Tour à tour banquier prestigieux et assureur puissant, Antoine Bernheim , décédé mardi à 87 ans, a été durant plus de 40 ans une figure clé de la finance en France et en Italie.
Admiré pour sa pugnacité et son génie des affaires, il avait contribué à façonner le capitalisme hexagonal de 1960 à 1990, avant de prendre dans la Péninsule la tête de Generali, qu'il a abandonnée au printemps 2010.
Né à Paris le 4 septembre 1924 dans une famille juive, Antoine Bernheim fait ses études au lycée Janson de Sailly puis quitte la capitale, occupée par les Allemands, pour se réfugier avec sa famille à Grenoble.
Il y fréquente la faculté des sciences et les réseaux de la Résistance, dans le sillage de son père Leonce, ingénieur et avocat, qui est arrêté avec sa mère en 1943. Tous deux seront déportés et exécutés à Birkenau.
Rentré à Paris, il termine des études de droit, se marie et se lance dans une carrière de consultant.
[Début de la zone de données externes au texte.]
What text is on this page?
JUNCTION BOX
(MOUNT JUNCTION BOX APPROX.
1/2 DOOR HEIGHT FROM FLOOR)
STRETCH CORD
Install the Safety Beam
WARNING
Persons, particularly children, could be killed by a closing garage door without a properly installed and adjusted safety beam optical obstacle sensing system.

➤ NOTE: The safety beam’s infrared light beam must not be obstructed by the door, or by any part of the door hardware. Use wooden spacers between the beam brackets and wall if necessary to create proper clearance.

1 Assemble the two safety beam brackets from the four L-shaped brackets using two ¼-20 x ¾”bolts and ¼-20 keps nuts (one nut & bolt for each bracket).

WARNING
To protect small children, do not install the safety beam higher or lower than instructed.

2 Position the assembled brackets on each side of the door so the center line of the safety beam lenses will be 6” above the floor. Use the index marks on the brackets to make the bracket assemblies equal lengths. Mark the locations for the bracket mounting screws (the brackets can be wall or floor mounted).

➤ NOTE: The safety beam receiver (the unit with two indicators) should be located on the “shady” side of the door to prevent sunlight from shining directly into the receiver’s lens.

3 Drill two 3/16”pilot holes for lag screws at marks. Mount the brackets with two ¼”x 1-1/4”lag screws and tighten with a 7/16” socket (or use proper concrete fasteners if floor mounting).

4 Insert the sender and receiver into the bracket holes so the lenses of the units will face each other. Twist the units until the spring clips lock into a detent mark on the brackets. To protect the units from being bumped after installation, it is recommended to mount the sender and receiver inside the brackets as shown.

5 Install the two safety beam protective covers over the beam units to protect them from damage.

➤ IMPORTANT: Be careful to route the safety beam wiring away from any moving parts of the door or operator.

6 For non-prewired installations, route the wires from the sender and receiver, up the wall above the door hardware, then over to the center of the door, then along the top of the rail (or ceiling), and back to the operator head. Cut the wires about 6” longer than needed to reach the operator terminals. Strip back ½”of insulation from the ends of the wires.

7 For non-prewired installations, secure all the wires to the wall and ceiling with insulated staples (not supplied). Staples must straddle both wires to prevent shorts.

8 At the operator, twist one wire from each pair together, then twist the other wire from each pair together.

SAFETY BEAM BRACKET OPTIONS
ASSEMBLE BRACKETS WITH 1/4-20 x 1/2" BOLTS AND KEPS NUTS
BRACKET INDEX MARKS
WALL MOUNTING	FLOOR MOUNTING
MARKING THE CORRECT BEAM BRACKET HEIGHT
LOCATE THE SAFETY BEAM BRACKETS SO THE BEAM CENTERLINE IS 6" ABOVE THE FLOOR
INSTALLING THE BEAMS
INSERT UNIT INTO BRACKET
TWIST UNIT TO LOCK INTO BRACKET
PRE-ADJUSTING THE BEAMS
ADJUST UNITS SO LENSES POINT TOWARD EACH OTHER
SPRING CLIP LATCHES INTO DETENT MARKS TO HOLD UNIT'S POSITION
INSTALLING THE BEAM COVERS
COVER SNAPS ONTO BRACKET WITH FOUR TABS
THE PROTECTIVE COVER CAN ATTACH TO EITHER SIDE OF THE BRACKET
En 1951, il est engagé pour réorganiser la maison de parfumerie Bourjois, qu'il quitte quatre ans plus tard pour s'occuper avec succès d'une société immobilière.
Connu pour son franc-parler, c'est un financier reconnu lorsqu'il est repéré à 43 ans par le grand banquier André Meyer de Lazard Frères.
Redoutable joueur d'échecs
Associé-gérant de la prestigieuse institution de 1967 jusqu'en 2005, "Tonio", comme le surnomment ses proches, y révèle son talent en façonnant les plus grandes fortunes de France: de Bernard Arnault à François Pinault, en passant par Vincent Bolloré, son fils spirituel.
Il prend en charge l'expansion de Lazard dans les affaires en Italie et de 1988 à 2001, est vice-président de Mediobanca, banque d'affaires milanaise au coeur du capitalisme transalpin.
Parallèlement, dès les années 1960, il entame sa carrière d'assureur auprès de Generali, d'abord en administrant une filiale en France, puis en devenant administrateur en 1973, vice-président en 1990 et président en 1995.
Passionné de bridge, ce charmeur à l'élégance surannée avec son costume trois pièces était un redoutable joueur d'échecs dans le monde des affaires.
Coup inattendu: il cède en 1996 l'importante participation de Generali dans Axa, laissant le champ libre à son concurrent français qui accélère son développement. Habile à manoeuvrer dans l'ombre, il surprend la place de Paris en lançant l'année suivante Generali à l'attaque du français AGF.
Evincé en 1999 de la présidence de Generali par une manoeuvre de Mediobanca, Antoine Bernheim ne tarde pas à se venger. Aidé par Vincent Bolloré, il revient par la grande porte, comme vice-président en 2001 puis à nouveau président en 2002.
Sous son égide, Generali dégage les plus gros bénéfices de son histoire.
Jamais aussi fringant que dans le feu de l'action, ce bourreau de travail hypocondriaque au style volontiers bourru vivra très mal son retrait forcé en avril 2010, de nouveau victime de Mediobanca.
"A la retraite, c'est quoi le défi?"
"Ils ne veulent plus de moi, je m'en vais (...) Allez interviewer les vedettes (...), il faut pas interviewer les perdants", lance-t-il aux journalistes en quittant, avant la fin, l'assemblée générale réunie à Trieste (nord-est de l'Italie) qui scelle son départ.
"Dans la vie, les défis m'ont toujours motivé mais à la retraite, c'est quoi le défi? Peut-être la mort? J'en parlerai à mes amis évêques et cardinaux", avait-il confié le même jour à la presse locale.
En avril dernier, Antoine Bernheim avait quitté, après un quart de siècle de présence, le conseil d'administration de LVMH du milliardaire Bernard Arnault qu'il avait aidé à bâtir le numéro un mondial du luxe.
Il était resté membre des conseils de surveillance de Eurazeo et du Monde, et des conseils d'administration de Ciments Français et Europacorp (société de Luc Besson). Il a été écarté l'an dernier de celui de Havas et a démissionné de celui de groupe Bolloré.
Père de deux enfants, Antoine Bernheim était titulaire de la Grand-Croix de la Légion d'honneur.